Lastly, patients with inadequate health literacy notably reported a significantly greater therapeutic alliance with the digital agent. These under-served and at-risk individuals also asked the non-human nurse more questions than those with adequate health literacy. Agents like Elizabeth, the researchers explained, “could help reduce disparities in access to care” within and beyond cases of depression.

3. Home is where the heart – the future of conversational AI home assistants?

A use case for digital humans which hasn’t been explored in too much detail (so far) is their potential careers as home assistants. That’s despite it being one of the first ideas for humanized AI explored in fiction – Joi in Blade Runner 2049, Samantha from HER, even HAL from 2001: A Space Odyssey, before that went south.

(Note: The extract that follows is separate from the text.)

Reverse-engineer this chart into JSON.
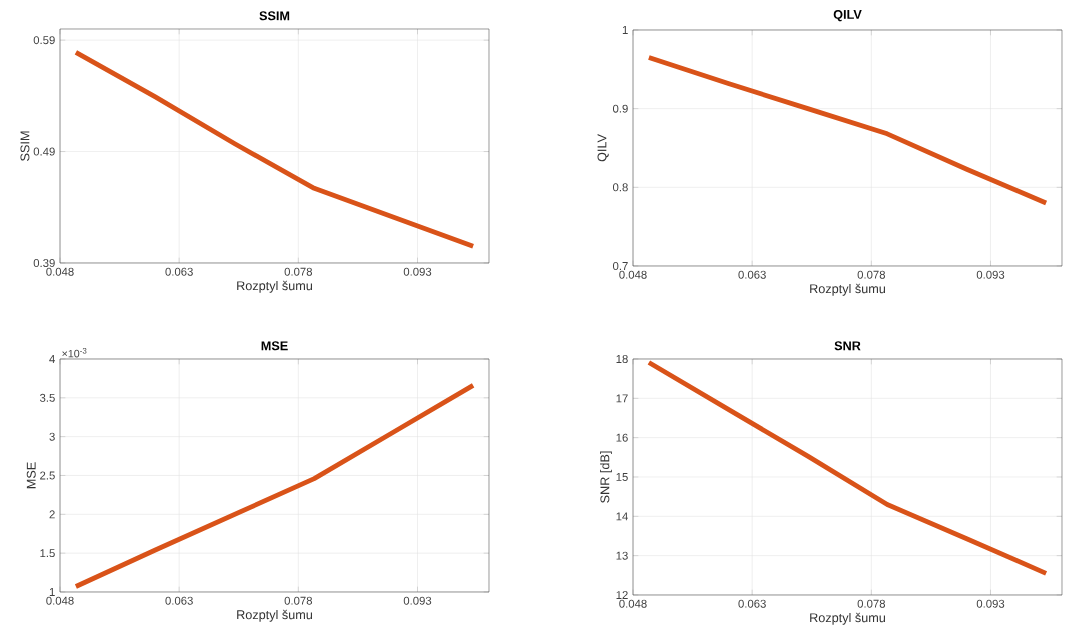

So far, the concept of AI home helpers has firmly sat in the domain for voice assistants like Alexa, Siri and Google. Whether people will similarly accept digital humans into their homes is a strong barometer for whether they’ll accept them in other aspects of life – in retail, in hotels, in healthcare, in the virtual world of the metaverse.

In Spyros Papadatos’s dissertation on the Integration of IoT and Cloud Services in a Home Automation Assistant, there’s a suggestion that people will not only welcome digital humans in the home, but prefer it.

The first key finding was an overwhelming digital human preference compared to voice-only applications.

When asked “did you like the idea of interacting with a digital human avatar vs only voice assistant”, 95.2% responded “yes”.

The research also posed people the question of whether they would like to interact with the home automation ecosystem and digital humans again in the future.

The vast majority of respondents answered in the affirmative, ranging from: “Definitely” (52.4%) to “Yes” (23.8%) and “Maybe yes” (19%).

Such a response suggests to us that voice assistants have won the minds of consumers, but not yet their hearts – there’s still room for more “human” in the home.

We’d like to extend our thanks to Spyros Papadatos who shared his dissertation with us after using UneeQ Creator to create his digital human home assistant.